The ACT Government has been buoyed by the amount of interest shown by potential suppliers for its planned Canberra Big Battery, which will support the ongoing rollout of large scale renewables and rooftop solar.
The Canberra Big Battery will be one of Australia’s first ‘big battery’ projects that will consist of a distributed network of smaller battery systems installed throughout the city. The ACT government is aiming to establish a coordinated network of 250MW of battery storage.
“As a combined network, this battery system can address network constraints, enable more Canberrans to reap the benefits of solar and present the opportunity for Government to reduce costs and potentially generate revenue,” ACT chief minister and minister for Climate Action, Andrew Barr, said in a statement.

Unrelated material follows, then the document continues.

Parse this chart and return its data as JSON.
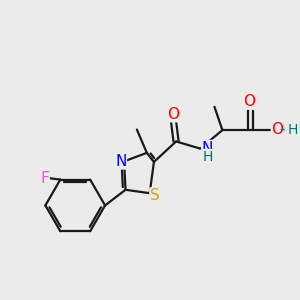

The ACT government revealed on Wednesday that it had received 42 submissions from suppliers interested in helping to establish the Canberra Big Battery in response to a market sounding process that the government had launched in April.
The battery project, which received $100 million in funding support in the most recent territory budget, is likely to require suppliers of both residential and commercial battery systems, as well as an operator of a virtual power plant platform to coordinate the operation of distributed batteries.
It is expected that the distributed battery system would be used to provide a number of key energy market services, including ancillary services, wholesale electricity price arbitrage, or reserve supply contracts. The ACT is open to suggestions from industry participants about the possible revenue models for the project.
The project is also expected to help facilitate the increased installation of rooftop solar and commercial solar across the ACT, overcoming network constraints and allowing more households to enjoy the financial benefits of solar power.
Barr said that the big battery project would help ensure the ACT remained a key player in the emerging market for clean energy technologies, particularly battery storage.
The government has also indicated that it is open to a wide range of different energy storage technologies and is considering proposals for projects using hydrogen as the main storage medium, in addition to traditional battery technologies.
“The global battery storage market is predicted to be worth $400 billion by 2030, and the high interest in the ACT’s proposed battery system will ensure that the nation’s capital remains at the forefront of a booming industry – supporting new jobs in emerging industries,” Barr said.
The commitment to build the ‘big Canberra battery’ was included as part of a power-sharing agreement struck between the ACT Labor and Greens parties following the ACT election held last year.
The ACT government will release a formal expression of interest for industry partners to participate in a process to develop and identify the key design requirements of a big battery system in the ACT before a formal tender process is commenced.
The distributed ‘big battery’ project is expected to operate in addition to more than 100MW of big battery projects being built within the ACT by project developers Neoen and GPG.
Both Neoen and GPG recently secured contracts to supply the ACT with additional output from two new wind farm projects being developed by the companies. A condition of the offtake agreement signed between the ACT government and the wind farm projects is the construction of a big battery storage project within the ACT borders.